Viendo Los abrazos rotos la impresión que le queda a uno es que cada vez le cuesta más a nuestro cineasta más internacional evitar usar el recurso del cine dentro del cine, no pudiendo huir de su alma de director, como ya hiciera en la citada La mala educación y en la mítica La ley del deseo (1987). En Los abrazos rotos lo vuelve a retomar, y no sólo como recurso narrativo, sino como medio de escape de los dos amantes de la historia, quienes por medio del rodaje de una película, pueden consumar su amor a escondidas; siendo también metáfora del amor por el cine que siente el propio Almodóvar, como advierte el personaje de Harry Caine/Mateo Blanco al final del film: “Las películas hay que terminarlas, aunque sea a ciegas”.Almodóvar se inspiró en una fotografía tomada por él mismo cuando estuvo hace años por primera vez en la isla de Lanzarote que, misteriosamente, reflejaba el abrazo de una pareja. Le impactó tanto la imagen de la diminuta pareja abrazándose dentro del inmenso paisaje de la Playa del Golfo, que supo que tenía que labrar un guión en torno a ella. Así surgió Los abrazos rotos. Los bellos y oscuros paisajes de Lanzarote son fundamentales en este film. No por casualidad Almodóvar enmarca entre esos parajes una parte clave de su película. Frente al Juguete del Viento de César Manrique, situado en la rotonda de Tahíche, culmina la fatalidad de un amor condenado, en una cinta donde los paisajes y los decorados son fundamentales para conocer el alma de los personajes.
Dicha fascinación del cineasta por su musa recuerda a la que Truffaut sentía por Jeanne Moreau en Jules y Jim (1961), a la de Tarantino por Umma Thurman en Pulp Fiction (1994) y Kill Bill vol. I y II (2003, 2004), o a la de David Lynch por Laura Dern en Terciopelo azul (1986), Corazón salvaje (1990) o Inland Empire (2006), por citar algunos ejemplos. Cuando un director de cine se compenetra de esta forma con una actriz o con un actor logra extraer lo mejor de ellos mismos, y eso justamente es lo que sucede en Los abrazos rotos, donde Penélope Cruz probablemente realice el mejor papel de su carrera.

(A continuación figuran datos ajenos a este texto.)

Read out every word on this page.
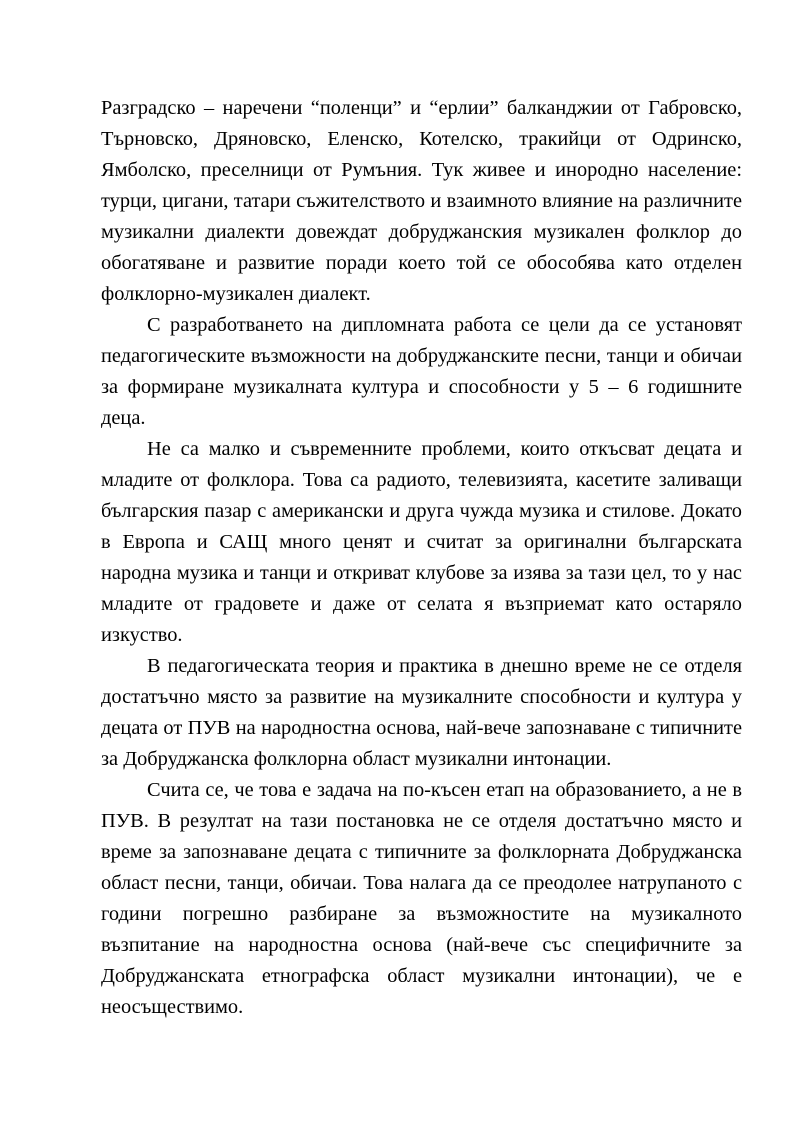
Разградско – наречени “поленци” и “ерлии” балканджии от Габровско, Търновско, Дряновско, Еленско, Котелско, тракийци от Одринско, Ямболско, преселници от Румъния. Тук живее и инородно население: турци, цигани, татари съжителството и взаимното влияние на различните музикални диалекти довеждат добруджанския музикален фолклор до обогатяване и развитие поради което той се обособява като отделен фолклорно-музикален диалект.

С разработването на дипломната работа се цели да се установят педагогическите възможности на добруджанските песни, танци и обичаи за формиране музикалната култура и способности у 5 – 6 годишните деца.

Не са малко и съвременните проблеми, които откъсват децата и младите от фолклора. Това са радиото, телевизията, касетите заливащи българския пазар с американски и друга чужда музика и стилове. Докато в Европа и САЩ много ценят и считат за оригинални българската народна музика и танци и откриват клубове за изява за тази цел, то у нас младите от градовете и даже от селата я възприемат като остаряло изкуство.

В педагогическата теория и практика в днешно време не се отделя достатъчно място за развитие на музикалните способности и култура у децата от ПУВ на народностна основа, най-вече запознаване с типичните за Добруджанска фолклорна област музикални интонации.

Счита се, че това е задача на по-късен етап на образованието, а не в ПУВ. В резултат на тази постановка не се отделя достатъчно място и време за запознаване децата с типичните за фолклорната Добруджанска област песни, танци, обичаи. Това налага да се преодолее натрупаното с години погрешно разбиране за възможностите на музикалното възпитание на народностна основа (най-вече със специфичните за Добруджанската етнографска област музикални интонации), че е неосъществимо.
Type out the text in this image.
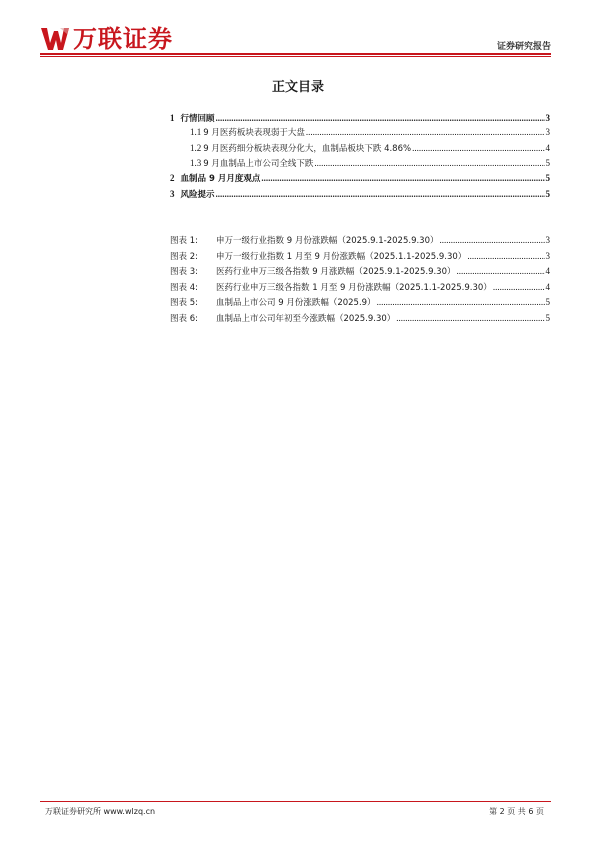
万联证券	证券研究报告
正文目录
1 行情回顾 .....	3
1.1 9 月医药板块表现弱于大盘 .....	3
1.2 9 月医药细分板块表现分化大，血制品板块下跌 4.86% .....	4
1.3 9 月血制品上市公司全线下跌 .....	5
2 血制品 9 月月度观点 .....	5
3 风险提示 .....	5
图表 1:	申万一级行业指数 9 月份涨跌幅（2025.9.1-2025.9.30） .....	3
图表 2:	申万一级行业指数 1 月至 9 月份涨跌幅（2025.1.1-2025.9.30） .....	3
图表 3:	医药行业申万三级各指数 9 月涨跌幅（2025.9.1-2025.9.30） .....	4
图表 4:	医药行业申万三级各指数 1 月至 9 月份涨跌幅（2025.1.1-2025.9.30） .....	4
图表 5:	血制品上市公司 9 月份涨跌幅（2025.9） .....	5
图表 6:	血制品上市公司年初至今涨跌幅（2025.9.30） .....	5
万联证券研究所 www.wlzq.cn	第 2 页 共 6 页
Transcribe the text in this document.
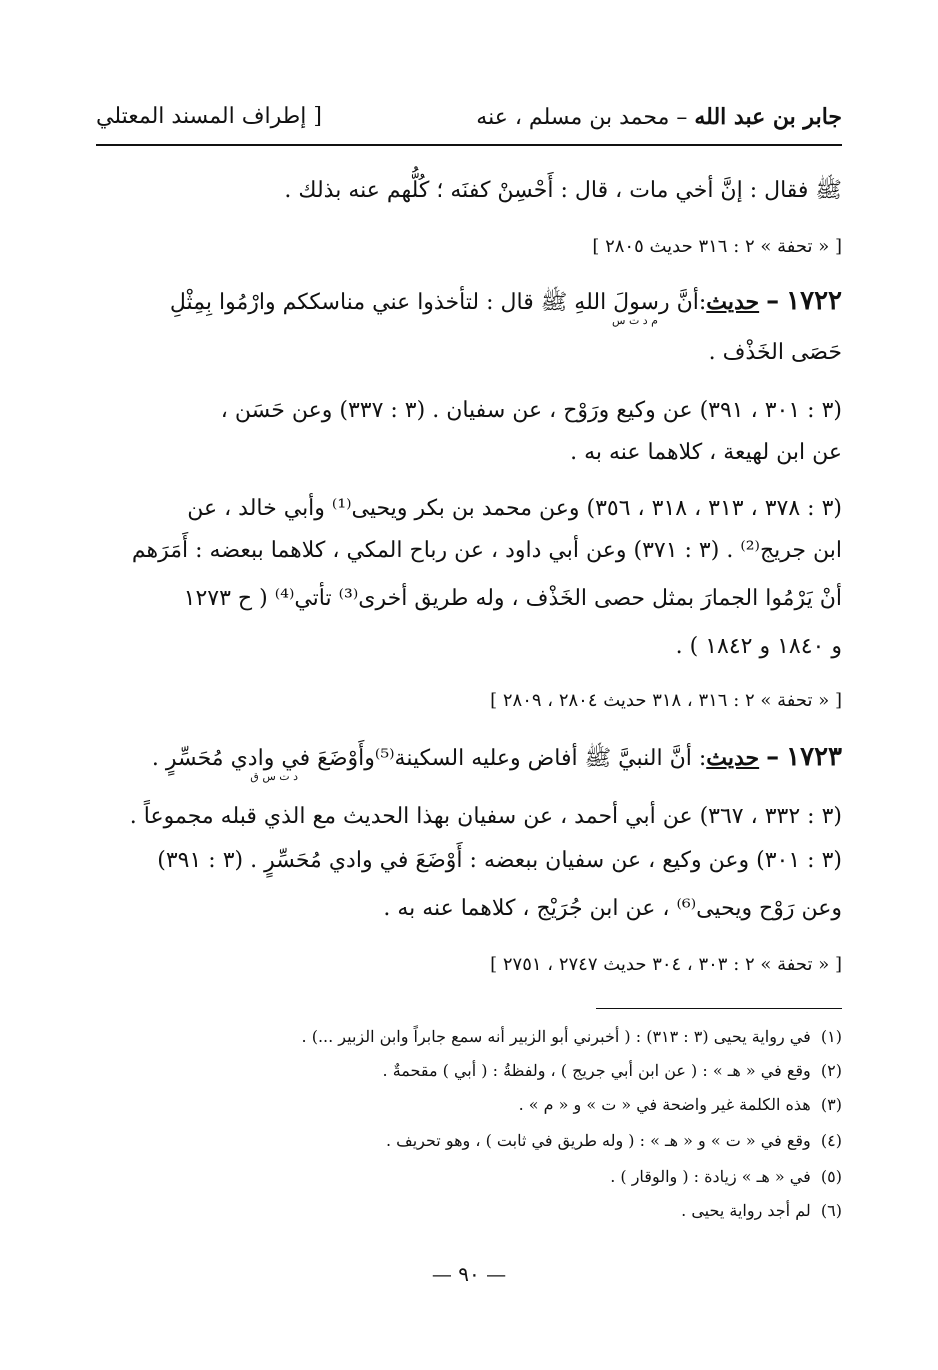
جابر بن عبد الله – محمد بن مسلم ، عنه
[ إطراف المسند المعتلي
ﷺ فقال : إنَّ أخي مات ، قال : أَحْسِنْ كفنَه ؛ كُلُّهم عنه بذلك .
[ « تحفة » ٢ : ٣١٦ حديث ٢٨٠٥ ]
١٧٢٢ – حديث:أنَّ رسولَ اللهِ ﷺ قال : لتأخذوا عني مناسككم وارْمُوا بِمِثْلِ
م د ت س
حَصَى الخَذْف .
(٣ : ٣٠١ ، ٣٩١) عن وكيع ورَوْح ، عن سفيان . (٣ : ٣٣٧) وعن حَسَن ،
عن ابن لهيعة ، كلاهما عنه به .
(٣ : ٣٧٨ ، ٣١٣ ، ٣١٨ ، ٣٥٦) وعن محمد بن بكر ويحيى⁽¹⁾ وأبي خالد ، عن
ابن جريج⁽²⁾ . (٣ : ٣٧١) وعن أبي داود ، عن رباح المكي ، كلاهما ببعضه : أَمَرَهم
أنْ يَرْمُوا الجمارَ بمثل حصى الخَذْف ، وله طريق أخرى⁽³⁾ تأتي⁽⁴⁾ ( ح ١٢٧٣
و ١٨٤٠ و ١٨٤٢ ) .
[ « تحفة » ٢ : ٣١٦ ، ٣١٨ حديث ٢٨٠٤ ، ٢٨٠٩ ]
١٧٢٣ – حديث: أنَّ النبيَّ ﷺ أفاض وعليه السكينة⁽⁵⁾وأَوْضَعَ في وادي مُحَسِّرٍ .
د ت س ق
(٣ : ٣٣٢ ، ٣٦٧) عن أبي أحمد ، عن سفيان بهذا الحديث مع الذي قبله مجموعاً .
(٣ : ٣٠١) وعن وكيع ، عن سفيان ببعضه : أَوْضَعَ في وادي مُحَسِّرٍ . (٣ : ٣٩١)
وعن رَوْح ويحيى⁽⁶⁾ ، عن ابن جُرَيْج ، كلاهما عنه به .
[ « تحفة » ٢ : ٣٠٣ ، ٣٠٤ حديث ٢٧٤٧ ، ٢٧٥١ ]
(١)  في رواية يحيى (٣ : ٣١٣) : ( أخبرني أبو الزبير أنه سمع جابراً وابن الزبير ...) .
(٢)  وقع في « هـ » : ( عن ابن أبي جريج ) ، ولفظةُ : ( أبي ) مقحمةٌ .
(٣)  هذه الكلمة غير واضحة في « ت » و « م » .
(٤)  وقع في « ت » و « هـ » : ( وله طريق في ثابت ) ، وهو تحريف .
(٥)  في « هـ » زيادة : ( والوقار ) .
(٦)  لم أجد رواية يحيى .
— ٩٠ —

Por todo ello estamos ante un magnífico film de su director. Almodóvar rubrica uno de sus trabajos más personales y conseguidos. Se nota la madurez de un artista que ha ido creciendo con el paso de los años y cuyo cine alcanza cada vez cotas de mayor perfección y belleza. Se aprecia en la profundidad de sus guiones, en el cuidado con el que compone cada plano y en la perfección de cada secuencia. La cinta está llena de grandes momentos. Pongamos como ejemplo aquél en que los dos amantes están viendo por televisión Te querré siempre de Rossellini, y ella se emociona. Mateo se da cuenta y decide inmortalizar el momento haciendo una fotografía. Un momento íntimo de una pareja, cotidiano, un instante donde el amor y los sentimientos afloran. Ahí se nota la sabiduría de su director, que no se queda solamente en el recurso del beso, como hubiera hecho cualquiera. Y otro gran momento de la cinta sucede en la secuencia de la escalera, que no desvelaremos aquí. Puro film noir.
Esperaremos con impaciencia el estreno de su último trabajo, La piel que habito, que se estrena en Septiembre y contituye un registro inédito hasta la fecha en la filmografía del cineasta manchego. Hasta entonces disfrutemos de Los abrazos rotos, una joya del cine español reciente.